Emer smiled at me, the ring in her upper gum glinting at me with it's usual element of surprise; that brave piercing on such a brave woman. Emer the traveler, the woman with hair of gossamer and hay in curly tendrils of no adorable sort. Rather, the dapper sort you would find on a retired hair band producer. The kind I want to touch purely to know that I am making contact with her, which would make me feel like I was in her gang of cool feminine strength.
I made an entrance with my hair, now once again chopped to allow for new possibilities, and she told me I looked cute, corrected herself, and then told me what she meant to tell me what that I looked good. Thank you! Thank you, thank you, thank you, beautiful knowing Emer with your hips of power and your winning hand of cards. We discussed our feelings about the word cute, and its seeming passive aggression where there is usually none, and the twinges of "wrong" that pass through our chests when we are identified with this term.
I had described my haircut hopefully and proudly as "Edward Cullen meets Tinkerbell". I had taken photos of myself in my peacoat on my way to school looking cool and androgenously magical in my own eyes. Perhaps I need more styling experience, or I'm a little blind to myself, or I take myself too seriously (this is true regardless), OR I am simply doomed to be cute forever. It's not that I would rather be beautiful, it's that I would rather be awesome. I want to look as though I have wings but they are only reserved for coitus, as though I fell out of the pocket of a mad toymaker, as though I were a nineteen forties baseball player, nose and cheeks pink, scratching the underside of my tits between innings. I do not want to look proper, stylistically pretty or handsome. I do not want to look young or old per say... I just want to look awesome.

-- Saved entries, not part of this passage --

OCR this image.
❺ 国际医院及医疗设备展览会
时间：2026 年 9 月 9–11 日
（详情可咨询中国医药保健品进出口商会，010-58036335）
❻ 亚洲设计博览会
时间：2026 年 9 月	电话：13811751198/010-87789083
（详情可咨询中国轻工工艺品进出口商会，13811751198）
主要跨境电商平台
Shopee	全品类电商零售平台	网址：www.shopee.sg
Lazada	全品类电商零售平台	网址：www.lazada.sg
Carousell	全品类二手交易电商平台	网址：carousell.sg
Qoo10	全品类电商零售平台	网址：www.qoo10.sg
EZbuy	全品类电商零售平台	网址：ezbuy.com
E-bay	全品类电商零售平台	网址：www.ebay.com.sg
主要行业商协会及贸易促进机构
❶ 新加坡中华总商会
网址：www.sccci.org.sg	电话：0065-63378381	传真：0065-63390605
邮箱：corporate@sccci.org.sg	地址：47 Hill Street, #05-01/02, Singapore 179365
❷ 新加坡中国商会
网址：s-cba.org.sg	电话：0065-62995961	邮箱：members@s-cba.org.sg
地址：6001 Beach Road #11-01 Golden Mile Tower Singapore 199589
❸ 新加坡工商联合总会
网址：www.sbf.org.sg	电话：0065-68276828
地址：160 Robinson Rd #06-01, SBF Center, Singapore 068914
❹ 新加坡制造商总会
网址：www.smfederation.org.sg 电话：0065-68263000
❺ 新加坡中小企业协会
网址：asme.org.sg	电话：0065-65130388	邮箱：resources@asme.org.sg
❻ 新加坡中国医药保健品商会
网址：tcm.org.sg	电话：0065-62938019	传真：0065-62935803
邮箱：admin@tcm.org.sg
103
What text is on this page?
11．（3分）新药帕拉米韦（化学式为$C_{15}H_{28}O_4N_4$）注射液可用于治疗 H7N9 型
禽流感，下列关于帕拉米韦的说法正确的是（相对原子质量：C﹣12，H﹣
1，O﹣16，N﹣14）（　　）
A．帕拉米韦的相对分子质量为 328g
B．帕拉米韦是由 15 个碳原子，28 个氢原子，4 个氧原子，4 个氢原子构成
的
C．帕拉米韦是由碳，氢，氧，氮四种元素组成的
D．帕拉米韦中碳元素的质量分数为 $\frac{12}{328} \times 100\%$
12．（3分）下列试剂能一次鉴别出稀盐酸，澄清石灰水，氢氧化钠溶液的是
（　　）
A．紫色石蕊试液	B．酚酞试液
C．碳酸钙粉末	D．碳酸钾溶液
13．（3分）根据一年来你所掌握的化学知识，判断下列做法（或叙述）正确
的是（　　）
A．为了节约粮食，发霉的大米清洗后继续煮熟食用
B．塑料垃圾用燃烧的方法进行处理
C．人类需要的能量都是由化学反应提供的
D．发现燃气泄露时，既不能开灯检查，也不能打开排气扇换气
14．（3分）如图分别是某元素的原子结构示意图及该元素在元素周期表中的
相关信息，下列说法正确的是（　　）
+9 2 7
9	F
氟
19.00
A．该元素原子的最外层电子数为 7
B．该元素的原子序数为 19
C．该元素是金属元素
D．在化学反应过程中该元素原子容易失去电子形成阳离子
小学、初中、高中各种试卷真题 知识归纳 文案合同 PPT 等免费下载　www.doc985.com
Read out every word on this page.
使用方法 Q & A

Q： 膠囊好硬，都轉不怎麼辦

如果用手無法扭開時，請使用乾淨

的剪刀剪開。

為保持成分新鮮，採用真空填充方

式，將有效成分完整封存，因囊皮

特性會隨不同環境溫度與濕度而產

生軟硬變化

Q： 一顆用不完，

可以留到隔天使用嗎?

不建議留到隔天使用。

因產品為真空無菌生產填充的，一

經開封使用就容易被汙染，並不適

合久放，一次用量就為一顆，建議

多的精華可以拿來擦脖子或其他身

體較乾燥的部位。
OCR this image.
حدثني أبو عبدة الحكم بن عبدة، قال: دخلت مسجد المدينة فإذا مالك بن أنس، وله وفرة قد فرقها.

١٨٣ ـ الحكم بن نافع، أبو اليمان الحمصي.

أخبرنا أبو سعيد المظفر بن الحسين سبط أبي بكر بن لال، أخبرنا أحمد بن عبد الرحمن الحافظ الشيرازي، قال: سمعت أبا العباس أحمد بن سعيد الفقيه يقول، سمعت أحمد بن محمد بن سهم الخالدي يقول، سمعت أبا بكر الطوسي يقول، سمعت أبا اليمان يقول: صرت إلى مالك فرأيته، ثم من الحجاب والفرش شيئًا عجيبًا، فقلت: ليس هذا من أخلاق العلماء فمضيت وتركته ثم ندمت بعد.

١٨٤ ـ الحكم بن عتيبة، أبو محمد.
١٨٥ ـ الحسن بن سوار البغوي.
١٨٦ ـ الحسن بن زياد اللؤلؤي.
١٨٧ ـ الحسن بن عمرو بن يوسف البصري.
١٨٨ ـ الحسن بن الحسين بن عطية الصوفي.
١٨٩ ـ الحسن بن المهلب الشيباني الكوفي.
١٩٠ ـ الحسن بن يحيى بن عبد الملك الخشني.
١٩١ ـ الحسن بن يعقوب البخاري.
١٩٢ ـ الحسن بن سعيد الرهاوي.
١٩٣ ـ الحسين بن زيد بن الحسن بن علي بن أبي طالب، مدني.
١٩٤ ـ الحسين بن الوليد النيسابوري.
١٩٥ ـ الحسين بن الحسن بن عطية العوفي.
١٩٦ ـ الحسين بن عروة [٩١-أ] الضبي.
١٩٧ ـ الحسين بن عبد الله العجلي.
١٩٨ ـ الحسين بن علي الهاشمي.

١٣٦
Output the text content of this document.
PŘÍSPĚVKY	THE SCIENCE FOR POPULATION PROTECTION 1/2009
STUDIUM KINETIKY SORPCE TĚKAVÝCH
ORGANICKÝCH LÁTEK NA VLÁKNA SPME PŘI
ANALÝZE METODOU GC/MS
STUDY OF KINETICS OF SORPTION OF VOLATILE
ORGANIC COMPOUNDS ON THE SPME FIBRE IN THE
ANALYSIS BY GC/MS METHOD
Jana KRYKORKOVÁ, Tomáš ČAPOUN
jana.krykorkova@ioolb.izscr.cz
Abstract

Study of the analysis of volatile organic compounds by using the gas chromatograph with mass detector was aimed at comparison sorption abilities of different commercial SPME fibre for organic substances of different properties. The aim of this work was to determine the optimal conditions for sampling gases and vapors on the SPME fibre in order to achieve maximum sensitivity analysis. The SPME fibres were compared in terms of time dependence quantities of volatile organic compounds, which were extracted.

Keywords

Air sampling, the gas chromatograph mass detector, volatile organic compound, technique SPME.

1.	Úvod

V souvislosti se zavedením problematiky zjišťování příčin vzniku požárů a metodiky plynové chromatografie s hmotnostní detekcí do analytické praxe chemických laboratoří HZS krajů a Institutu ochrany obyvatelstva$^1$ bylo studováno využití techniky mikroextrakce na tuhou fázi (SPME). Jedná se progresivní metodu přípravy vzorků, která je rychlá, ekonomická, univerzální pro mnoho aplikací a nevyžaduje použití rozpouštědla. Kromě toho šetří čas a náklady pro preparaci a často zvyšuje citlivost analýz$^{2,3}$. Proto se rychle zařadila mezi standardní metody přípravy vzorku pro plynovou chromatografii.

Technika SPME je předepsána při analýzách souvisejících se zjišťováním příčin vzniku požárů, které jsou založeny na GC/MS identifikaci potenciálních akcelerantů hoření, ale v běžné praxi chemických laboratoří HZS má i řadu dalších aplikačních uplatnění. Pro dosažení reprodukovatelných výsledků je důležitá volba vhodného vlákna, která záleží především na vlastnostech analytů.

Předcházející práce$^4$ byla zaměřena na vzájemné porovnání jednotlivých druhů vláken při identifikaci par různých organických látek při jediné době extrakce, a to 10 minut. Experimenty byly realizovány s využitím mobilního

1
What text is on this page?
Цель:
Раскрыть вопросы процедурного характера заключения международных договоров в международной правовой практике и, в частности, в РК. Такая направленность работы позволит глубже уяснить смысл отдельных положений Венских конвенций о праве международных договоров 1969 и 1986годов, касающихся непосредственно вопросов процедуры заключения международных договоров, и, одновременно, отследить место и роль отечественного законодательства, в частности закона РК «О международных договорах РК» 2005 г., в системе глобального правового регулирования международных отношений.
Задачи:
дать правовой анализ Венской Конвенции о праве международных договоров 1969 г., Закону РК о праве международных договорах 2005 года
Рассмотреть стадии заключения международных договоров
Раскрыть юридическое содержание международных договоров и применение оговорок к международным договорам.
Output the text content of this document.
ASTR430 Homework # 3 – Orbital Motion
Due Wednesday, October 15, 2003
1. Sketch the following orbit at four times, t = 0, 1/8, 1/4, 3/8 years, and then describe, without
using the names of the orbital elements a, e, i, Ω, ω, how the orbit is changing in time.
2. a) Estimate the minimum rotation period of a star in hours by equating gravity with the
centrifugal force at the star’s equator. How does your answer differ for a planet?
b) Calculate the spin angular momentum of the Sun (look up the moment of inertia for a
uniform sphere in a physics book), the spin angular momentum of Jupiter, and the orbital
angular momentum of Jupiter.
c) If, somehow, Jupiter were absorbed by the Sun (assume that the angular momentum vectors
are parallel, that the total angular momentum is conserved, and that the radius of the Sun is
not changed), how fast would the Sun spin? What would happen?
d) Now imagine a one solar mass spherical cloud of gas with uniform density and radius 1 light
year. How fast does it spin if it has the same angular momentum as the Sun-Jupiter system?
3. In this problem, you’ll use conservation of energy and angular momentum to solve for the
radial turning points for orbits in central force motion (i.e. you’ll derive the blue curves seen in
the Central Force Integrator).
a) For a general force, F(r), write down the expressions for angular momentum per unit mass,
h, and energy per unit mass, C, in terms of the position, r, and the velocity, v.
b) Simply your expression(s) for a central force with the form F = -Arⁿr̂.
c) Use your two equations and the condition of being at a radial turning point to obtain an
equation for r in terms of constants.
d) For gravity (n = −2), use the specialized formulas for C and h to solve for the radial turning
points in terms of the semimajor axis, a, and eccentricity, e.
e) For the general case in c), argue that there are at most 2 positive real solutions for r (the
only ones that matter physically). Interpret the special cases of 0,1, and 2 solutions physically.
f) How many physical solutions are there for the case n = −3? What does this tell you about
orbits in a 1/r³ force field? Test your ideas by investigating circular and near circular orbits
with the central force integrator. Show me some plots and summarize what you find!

Poni and I looked at the beautiful family photos my parents had framed for me for Christmas this year. My hair is chin length in the photos, ridiculously curly, as it seems to get curlier as I get older, dyed orange on one side, my bangs choppy and oddly asymmetrical. He touched the picture me and said he kind of missed my hair that length, and I was of course sent down memory lane to all the awkward relationship interactions I have had over the years having to do with such superficiality as my hair. He likes my hair now, he says, it's just that he misses the other hair, too. And this to me is like hearing, "I look forward to the day months and months from now when you will be beautiful to me again. I hope you finish this phase soon!" And while he didn't mean to communicate this to me, the highly suspicious part of me didn't want to cuddle anymore that night.
I suppose the biggest blow is that while I may try over and over again to be a certain thing, a certain ideal I have created in my head with the help of Burberry and a League of Their Own, and Bilbo Baggins and Natalie Portman, I will never be perceived in the way I would prefer. The voice, the big boobs on the tiny body, the more angular cheekbones atop a more papery jawline, all of these classify me as....well cute is definitely one thing I may always be. My Grandmother was always cute. I wonder if she ever wanted to be some sort of strutting rooster like I would.
Will I always be an adolescent? I certainly don't feel like one. Can I drop the cute despite my physical smallness? Am I small at heart. Is the feminine the cute?
Thing is, I still look in the mirror and see Edward Cullen mixed with Tinkerbell. I don't see the huge jugs or the missing hair or the cute. But one can't always take breaks to go back and check the mirrors to make sure one's reflection hasn't changed. I have to trust my inner voice, no matter the proverbial cheek pinching I endure with so much patience.